GMM mixture weights π (last step)
Architecture in use — chapter map
| Component | Role | Course chapter / paper |
|---|---|---|
| Stroke-3 encoding | (Δx, Δy, pen-state) per step | Ch 32 — Sequences and memory; Ha & Eck (2017) |
| LSTM cell | Maintains state across the stroke sequence | Ch 34 — LSTM and gating |
| BPTT | Trains the recurrence end-to-end | Ch 33 — Backpropagation through time |
| Dense + ReLU head | Non-linear projection before output | Ch 17 — Activations |
| Mixture Density Network | 5 bivariate Gaussians for (Δx, Δy) — captures multimodal next-stroke | Bishop (1994); loss math = Ch 26 log-likelihood |
| 3-way softmax | Pen state {down, up, end-of-drawing} | Ch 26 — categorical CE |
| NLL loss | −log p(Δx, Δy | π, μ, Σ) per step | Ch 26 — maximum likelihood |
| Temperature sampling | Sharpen π and shrink σ at low T | Ch 35 — char-rnn temperature |
| Adam optimiser | Adaptive lr; gradient clipping | Ch 27 — Adam |
| Augmentation (rot+scale+shift) | Synthetic data multiplier on a single drawing | standard ML practice |
Why MDN and not plain regression? A circle's next stroke at any point can go two ways (clockwise or counter-clockwise) — the conditional distribution over (Δx, Δy) is multimodal. Plain MSE regression would average them and produce a degenerate "stay still" prediction. The Gaussian mixture lets the network represent multiple plausible directions and sample one.

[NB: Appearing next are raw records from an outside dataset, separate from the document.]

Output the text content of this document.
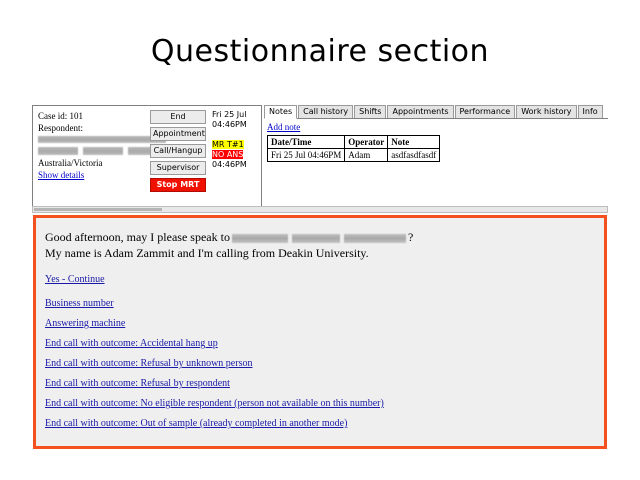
Questionnaire section
Case id: 101
Respondent:
Australia/Victoria
Show details
End
Appointment
Call/Hangup
Supervisor
Stop MRT
Fri 25 Jul
04:46PM
MR T#1
NO ANS
04:46PM
Notes	Call history	Shifts	Appointments	Performance	Work history	Info
Add note
Date/Time	Operator	Note
Fri 25 Jul 04:46PM	Adam	asdfasdfasdf
Good afternoon, may I please speak to	?
My name is Adam Zammit and I'm calling from Deakin University.
Yes - Continue
Business number
Answering machine
End call with outcome: Accidental hang up
End call with outcome: Refusal by unknown person
End call with outcome: Refusal by respondent
End call with outcome: No eligible respondent (person not available on this number)
End call with outcome: Out of sample (already completed in another mode)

How does this work? (long version)
Each pen stroke is encoded as a 5-vector (Δx, Δy, p_down, p_up, p_end) where the last three are a one-hot pen-state. The LSTM (Ch 34) reads the sequence and maintains a hidden state. A small dense head produces 33 numbers per step:
- 30 numbers (= 5 mixture components × 6 parameters) describe a Gaussian Mixture over next-(Δx, Δy): mixture weight π, means μx μy, scales σx σy, correlation ρ.
- 3 logits for the next pen-state (down / up / end).
Loss is the negative log-likelihood of the true next stroke under the mixture (a real likelihood, not MSE) plus categorical cross-entropy for the pen state. This is the loss from the original Sketch-RNN paper (Ha & Eck 2017), in turn going back to Bishop's Mixture Density Networks (1994).
Generation: at each step we sample a mixture component i with probability πi, then sample (Δx, Δy) from that bivariate Gaussian (with correlation), and sample a pen state from the softmax. We seed the first 8 steps with the actual input drawing so the LSTM starts with real context (rather than zeros).
Why this is closer to the real thing. The earlier MSE-regression version of this applet always produced blurry, drift-y reproductions because MSE collapses multimodal distributions to their mean. The MDN version represents "could go left or right" honestly and the samples reflect that.
Limitations. Real Sketch-RNN (Ha & Eck 2017) wraps an encoder-decoder VAE around this; we keep just the autoregressive decoder. Training data is also tiny — augmentation helps but a real sketch dataset (Quick, Draw!) has ~50M drawings; a single browser-trained shape has ~36 points.